Capable != automatic

live_object_upload_adapter_implemented and provider_api_call_implemented are
now true — the live adapter really ships. But archive object-storage-upload --approve still fails closed unless every gate is met: env-only credential refs,
a safe --reviewed-by, a resolvable non-secret endpoint/bucket, and a met tiered
gate. Read-only object-storage-upload-plan/-verify and the read-only MCP tools
are unaffected.

Residual (only a real endpoint proves these)

Carried as unproven_against_live_provider: true until the first live object:
signature ACCEPTANCE by R2's authorizer; real read-after-write consistency of the
HEAD+GET verification path; real 429/SlowDown timing; the ±15-minute clock-skew
window; and real Class-A/B billing (note the HEAD+GET verification adds one
GetObject read per uploaded object). Whole-object integrity itself no longer
depends on any provider checksum surface, so it is not a live unknown.

Human tiny-first runbook (tier 1, first live object)

Upload exactly one small object, verify it end-to-end by hand, then advance tiers.
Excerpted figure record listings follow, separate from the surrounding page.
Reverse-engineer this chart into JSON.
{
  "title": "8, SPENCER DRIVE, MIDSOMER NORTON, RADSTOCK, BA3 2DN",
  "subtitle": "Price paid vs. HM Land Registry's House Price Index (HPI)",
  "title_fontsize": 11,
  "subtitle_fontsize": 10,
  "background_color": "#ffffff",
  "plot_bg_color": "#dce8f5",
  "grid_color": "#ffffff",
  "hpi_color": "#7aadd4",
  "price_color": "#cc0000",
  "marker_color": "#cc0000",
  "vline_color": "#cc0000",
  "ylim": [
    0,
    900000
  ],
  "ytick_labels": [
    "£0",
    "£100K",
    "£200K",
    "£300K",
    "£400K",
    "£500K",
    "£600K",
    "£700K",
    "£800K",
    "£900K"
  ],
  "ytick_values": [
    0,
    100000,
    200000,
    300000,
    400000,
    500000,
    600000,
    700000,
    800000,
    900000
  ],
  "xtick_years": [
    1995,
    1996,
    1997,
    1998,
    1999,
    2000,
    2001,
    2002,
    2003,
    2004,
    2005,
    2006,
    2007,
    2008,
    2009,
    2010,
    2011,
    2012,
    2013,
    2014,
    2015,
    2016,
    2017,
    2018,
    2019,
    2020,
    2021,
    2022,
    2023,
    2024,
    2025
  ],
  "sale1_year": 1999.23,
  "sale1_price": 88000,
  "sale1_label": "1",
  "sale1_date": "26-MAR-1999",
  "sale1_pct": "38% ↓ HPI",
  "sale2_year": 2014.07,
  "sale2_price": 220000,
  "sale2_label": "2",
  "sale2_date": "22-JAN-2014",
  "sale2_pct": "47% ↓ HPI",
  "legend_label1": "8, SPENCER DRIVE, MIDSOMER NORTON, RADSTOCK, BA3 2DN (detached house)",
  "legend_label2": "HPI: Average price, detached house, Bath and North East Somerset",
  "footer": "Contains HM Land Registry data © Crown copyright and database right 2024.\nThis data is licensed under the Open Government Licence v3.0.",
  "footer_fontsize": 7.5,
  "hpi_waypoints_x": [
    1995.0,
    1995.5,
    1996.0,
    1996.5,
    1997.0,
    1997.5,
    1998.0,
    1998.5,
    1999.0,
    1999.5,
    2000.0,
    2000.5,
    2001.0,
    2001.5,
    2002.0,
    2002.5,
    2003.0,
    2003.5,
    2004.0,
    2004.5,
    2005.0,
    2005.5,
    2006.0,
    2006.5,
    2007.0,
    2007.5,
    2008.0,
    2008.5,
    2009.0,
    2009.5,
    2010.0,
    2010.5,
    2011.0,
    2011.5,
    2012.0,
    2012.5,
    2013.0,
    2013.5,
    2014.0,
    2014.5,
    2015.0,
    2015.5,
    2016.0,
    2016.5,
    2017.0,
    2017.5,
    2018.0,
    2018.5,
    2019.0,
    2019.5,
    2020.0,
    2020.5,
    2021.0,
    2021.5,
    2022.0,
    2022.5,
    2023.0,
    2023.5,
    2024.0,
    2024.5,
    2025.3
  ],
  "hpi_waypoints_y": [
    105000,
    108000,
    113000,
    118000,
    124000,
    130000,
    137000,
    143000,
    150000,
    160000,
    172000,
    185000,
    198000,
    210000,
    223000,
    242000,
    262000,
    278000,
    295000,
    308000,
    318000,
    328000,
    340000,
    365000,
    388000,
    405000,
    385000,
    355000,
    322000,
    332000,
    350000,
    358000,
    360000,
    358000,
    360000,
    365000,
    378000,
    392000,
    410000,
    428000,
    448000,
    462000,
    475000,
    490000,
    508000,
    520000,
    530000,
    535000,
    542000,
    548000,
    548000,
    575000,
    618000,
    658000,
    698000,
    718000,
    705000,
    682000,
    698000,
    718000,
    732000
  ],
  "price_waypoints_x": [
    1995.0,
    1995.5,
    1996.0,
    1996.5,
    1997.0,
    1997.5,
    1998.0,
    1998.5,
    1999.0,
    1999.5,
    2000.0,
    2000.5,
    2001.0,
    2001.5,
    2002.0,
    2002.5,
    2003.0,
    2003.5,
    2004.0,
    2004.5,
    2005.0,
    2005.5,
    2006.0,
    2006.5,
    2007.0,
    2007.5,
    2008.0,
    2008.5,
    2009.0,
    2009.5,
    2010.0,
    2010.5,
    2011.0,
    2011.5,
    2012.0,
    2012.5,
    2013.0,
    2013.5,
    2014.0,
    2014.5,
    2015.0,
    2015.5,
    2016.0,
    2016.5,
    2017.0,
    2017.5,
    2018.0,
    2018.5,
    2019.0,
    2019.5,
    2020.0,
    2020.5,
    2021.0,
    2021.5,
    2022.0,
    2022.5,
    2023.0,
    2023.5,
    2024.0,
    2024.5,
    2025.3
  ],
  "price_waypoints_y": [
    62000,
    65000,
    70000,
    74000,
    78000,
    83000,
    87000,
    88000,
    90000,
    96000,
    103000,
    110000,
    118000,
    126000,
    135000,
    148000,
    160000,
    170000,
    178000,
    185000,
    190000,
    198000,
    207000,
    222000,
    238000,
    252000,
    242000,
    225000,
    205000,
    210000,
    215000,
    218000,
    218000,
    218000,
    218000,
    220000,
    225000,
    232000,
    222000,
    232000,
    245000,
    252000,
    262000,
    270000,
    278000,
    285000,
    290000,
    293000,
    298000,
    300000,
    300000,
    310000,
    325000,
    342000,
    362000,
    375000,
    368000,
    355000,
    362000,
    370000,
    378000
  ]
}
WOM_R2_ACCESS_KEY_ID=<id> WOM_R2_SECRET_ACCESS_KEY=<secret> \
archive object-storage-upload <archive-root> \
  --provider-kind cloudflare-r2 \
  --store-ref storage:account:<label> \
  --endpoint-host <account>.r2.cloudflarestorage.com \
  --bucket <bucket-name> \
  --access-key-id-ref env:WOM_R2_ACCESS_KEY_ID \
  --secret-access-key-ref env:WOM_R2_SECRET_ACCESS_KEY \
  --only sha256:<one-small-object-hex> \
  --max-objects 1 \
  --skip-uploaded \
  --reviewed-by kim \
  --approve

After it succeeds, verify by hand: the execution receipt under
receipts/providers/object-storage-executions/, the manifest transition to a
wom_uploaded location, and the remote after-HEAD. Then advance the tiers, each a
separate human --approve run:

  1. T1 one small object (above).
  2. T2 one object at or above the multipart threshold.
  3. T3 a small batch (~10) with a deliberate mid-batch abort proving the
    manifest lock + resume ledger.
  4. T4 a --skip-uploaded re-run proving no declared_uploaded false-skip.
  5. T5 the full set.

Only after the first live object is confirmed does the doc caveat flip to
proven_against_live_provider: cloudflare-r2, one object.

What is deliberately NOT in this release

No live object has been uploaded from this release — the tiny-first runbook is a
human step. Real signature acceptance, checksum surfacing, multipart, throttle
timing, and cost are validated live, tier by tier, behind explicit human approval.